Надя не стала спорить, ей хотелось, чтобы Манефа не стеснялась ни разности их лет и жизненного опыта, ни разности в служебном табеле. Но что-то все-таки кольнуло Надю, и больно: что есть между ними общего? И есть ли оно? Может, что обе холостые?
— А что же у нас общего? — спросила ока, не надеясь на прямой ответ, но Манефа, не задумываясь, сказала:
— Я не считаю себя глупышкой и вижу, что и вы тоже не считаете себя, А раз я живу тут не по доброй воле, то получается, что и у вас что-то не того… Разве не так?
Надя вытерла обрывком газеты руки, долгим взглядом посмотрела на Манефу, а та вроде и не заметила пристального внимания к себе, ловкими пальцами хирургической сестры разделывала рыбью голову.
— Прежде чем ответить, я хотела бы узнать, какая это недобрая воля держит вас здесь? Меня ничто не удержало бы, если бы я не захотела.
— Эх, Надежда Игнатьевна, вы вроде и постарше меня, а наивности в вас, как в ребенке. Не обижайтесь, дура я, что думаю, то ляпаю.
— Что вы, это по мне…
— Да, навязалась мне на шею родничка. И какая она родничка? — Манефа сбегала за марлевую занавеску, принесла чайник. — Я даже не пойму, кем она мне приходится. Мамина будто бы сестра, значит, тетка. Разыскала меня в детском доме. Я и думать не думала, что она у меня есть. А с папой и мамой что-то случилось, я и не знаю, и не помню. Жила бы я там, как все, если бы она не оказалась. Забрала она меня, выучила. Ох и навязалась на мое горе. Если бы не она, пошла бы я на фронт, это уж обязательно. Так готовилась, так хотела.
— Что же это за старуха? И где она?
— Аптекарша у нас в больнице. Так и живем: куда она, туда и я, куда я, туда и она. Разве жила бы я здесь, если бы не она? В города ее не пускают, а стало быть, не пускают и меня.

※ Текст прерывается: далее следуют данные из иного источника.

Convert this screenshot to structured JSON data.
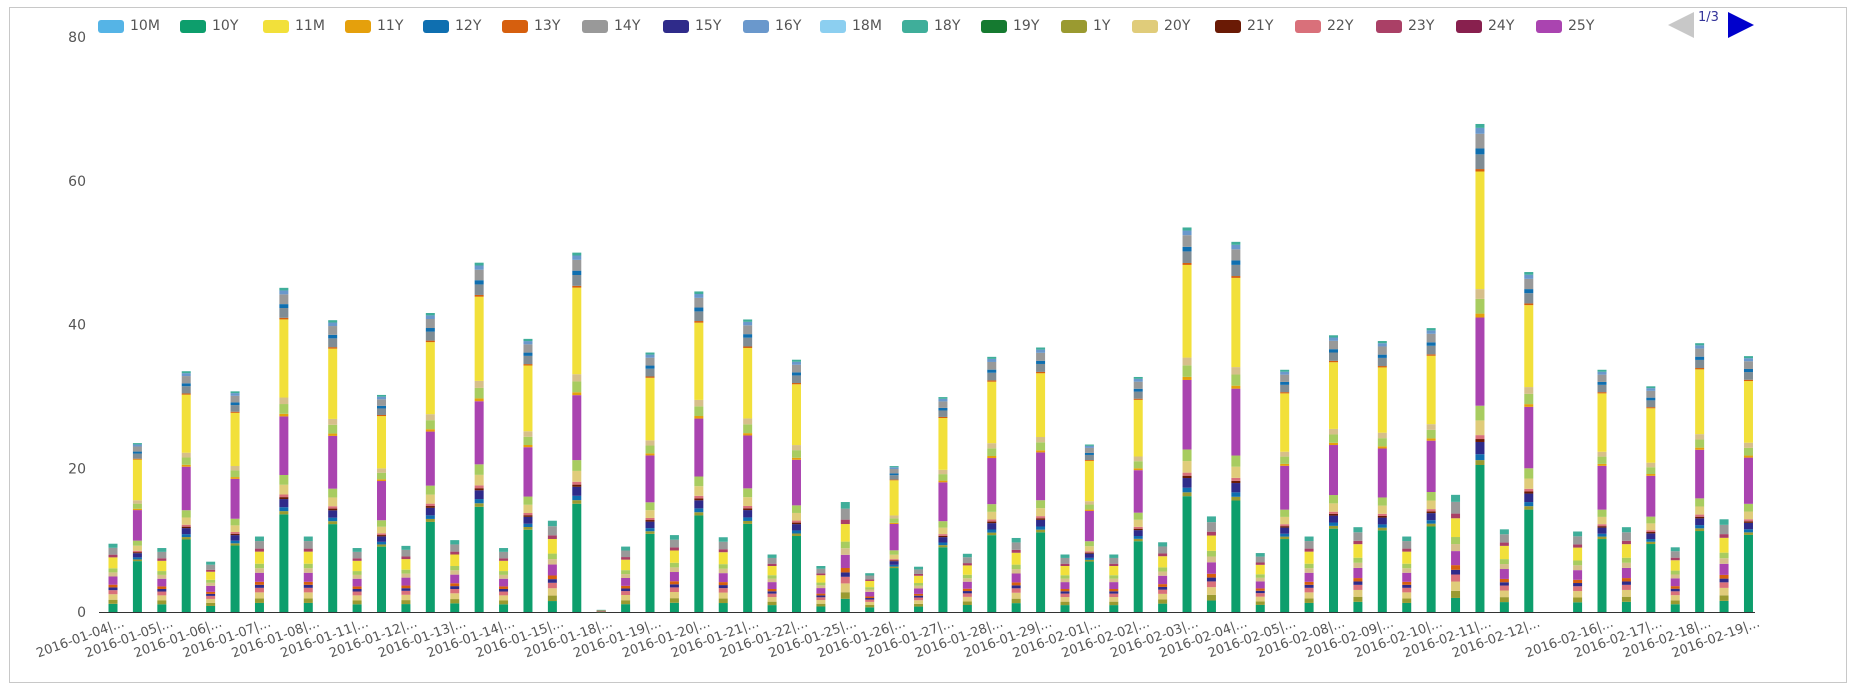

— Ерунда какая-то! — Надя задумалась. — Да… А вот я сюда приехала по своей воле. Ни к кому никакой цепью не привязана. Хотя… Хотя, признаюсь, и надо мной висит нечто обязательное.
— Вот-вот… Я чувствовала это.
— Нет, вовсе не то, о чем вы думали. Был у меня человек, первый в жизни. Известный хирург, да и в летах уже. — Надя опять задумалась, встала, подошла к окну — была у нее такая привычка, вроде ждала кого-то. За окном стоял северный серебряный вечер. Приглушенные тона света и ночи боролись между собой и не могли победить друг друга. — Сказал он мне однажды, — в голосе Нади слышалась та грусть, которая не оставляет надежд, — «Малышка, — так он звал меня, — если хочешь что-нибудь стоить, не бойся самостоятельно мыслить. Самостоятельной работы не бойся».

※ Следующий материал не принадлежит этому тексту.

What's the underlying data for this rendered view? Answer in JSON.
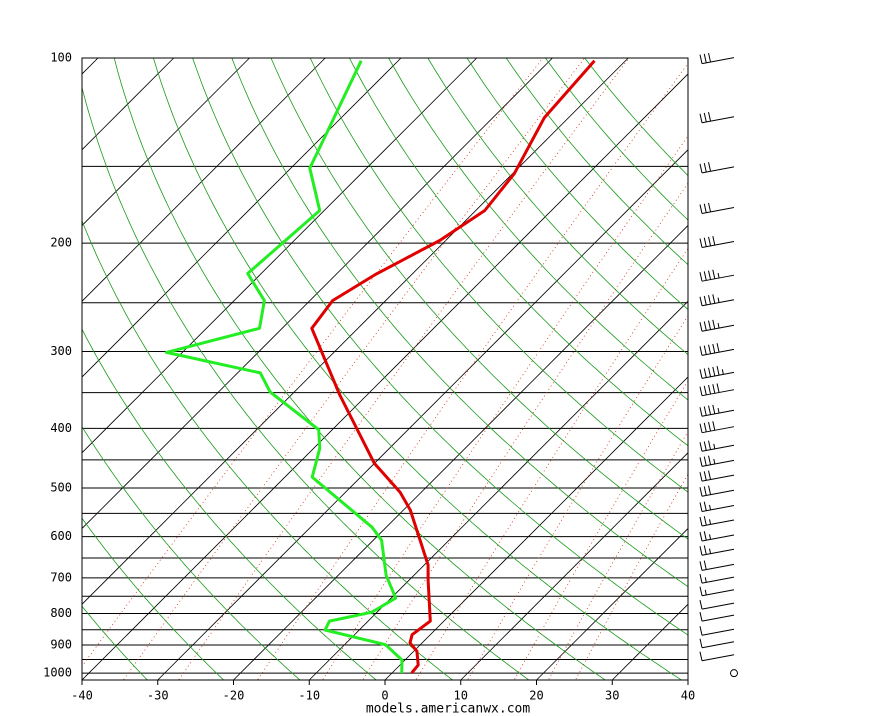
{
  "chart_data": {
    "type": "skewt",
    "footer": "models.americanwx.com",
    "xlim": [
      -40,
      40
    ],
    "xticks": [
      -40,
      -30,
      -20,
      -10,
      0,
      10,
      20,
      30,
      40
    ],
    "ylim": [
      1026,
      100
    ],
    "yticks": [
      100,
      200,
      300,
      400,
      500,
      600,
      700,
      800,
      900,
      1000
    ],
    "log_y": true,
    "skew_angle": 45,
    "isobars": [
      150,
      250,
      350,
      450,
      550,
      650,
      750,
      850,
      950
    ],
    "isotherms": [
      -120,
      -110,
      -100,
      -90,
      -80,
      -70,
      -60,
      -50,
      -40,
      -30,
      -20,
      -10,
      0,
      10,
      20,
      30,
      40
    ],
    "dry_adiabats": [
      240,
      250,
      260,
      270,
      280,
      290,
      300,
      310,
      320,
      330,
      340,
      350,
      360,
      370,
      380,
      390,
      400,
      410,
      420
    ],
    "mixing_ratios": [
      0.1,
      0.2,
      0.4,
      1,
      2,
      3,
      5,
      8,
      12,
      16,
      20
    ],
    "series": [
      {
        "color": "#e00000",
        "pressure": [
          1000,
          970,
          921,
          893,
          866,
          823,
          706,
          667,
          543,
          508,
          456,
          353,
          275,
          248,
          225,
          198,
          177,
          154,
          125,
          101
        ],
        "values": [
          2.6,
          2.4,
          0.4,
          -1.6,
          -2.4,
          -1.8,
          -7.5,
          -9.5,
          -19.1,
          -22.8,
          -30.0,
          -43.6,
          -56.1,
          -57.0,
          -54.8,
          -50.8,
          -48.8,
          -49.8,
          -53.2,
          -54.1
        ]
      },
      {
        "color": "#22ee22",
        "pressure": [
          1000,
          952,
          899,
          851,
          823,
          796,
          755,
          693,
          608,
          579,
          480,
          431,
          402,
          349,
          325,
          301,
          275,
          248,
          224,
          177,
          151,
          131,
          101
        ],
        "values": [
          1.3,
          -0.4,
          -4.6,
          -14.5,
          -15.1,
          -10.7,
          -9.4,
          -13.7,
          -18.9,
          -21.9,
          -36.4,
          -39.2,
          -41.8,
          -53.2,
          -57.0,
          -72.1,
          -63.0,
          -66.0,
          -71.8,
          -70.6,
          -77.5,
          -80.1,
          -84.9
        ]
      }
    ],
    "wind_pressure": [
      101,
      126,
      152,
      177,
      201,
      228,
      250,
      275,
      301,
      328,
      350,
      378,
      402,
      431,
      456,
      482,
      510,
      540,
      570,
      603,
      636,
      673,
      706,
      740,
      778,
      814,
      858,
      899,
      944,
      1000
    ],
    "wind_speed": [
      30,
      30,
      30,
      30,
      40,
      45,
      45,
      45,
      50,
      55,
      50,
      45,
      40,
      35,
      35,
      30,
      30,
      25,
      25,
      25,
      25,
      20,
      15,
      15,
      10,
      10,
      10,
      10,
      10,
      0
    ]
  }
}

— Вы и бросились на самостоятельную?
— Отчасти, может быть. И вина какая-то перед ним. Стыдно, неловко легко жить, когда его нет. Ну и свои принципы… — Она не досказала, замолчав.
Вино все же допили. Манефа подошла к окну, встала рядом с Надей. Вздохнув, заговорила:
— Ночи-то у нас почти что белые, чуть-чуть бы им посветлее быть, так были бы настоящие… — Помолчала. — Сейчас что… Сейчас еще жить можно. Да и отпуска скоро. Отвыкли уже от отпусков. Эх, махну куда глаза глядят. А то и не вернусь, брошу к чертям старуху.
— Что вы все бежать собираетесь? Только это и слышишь.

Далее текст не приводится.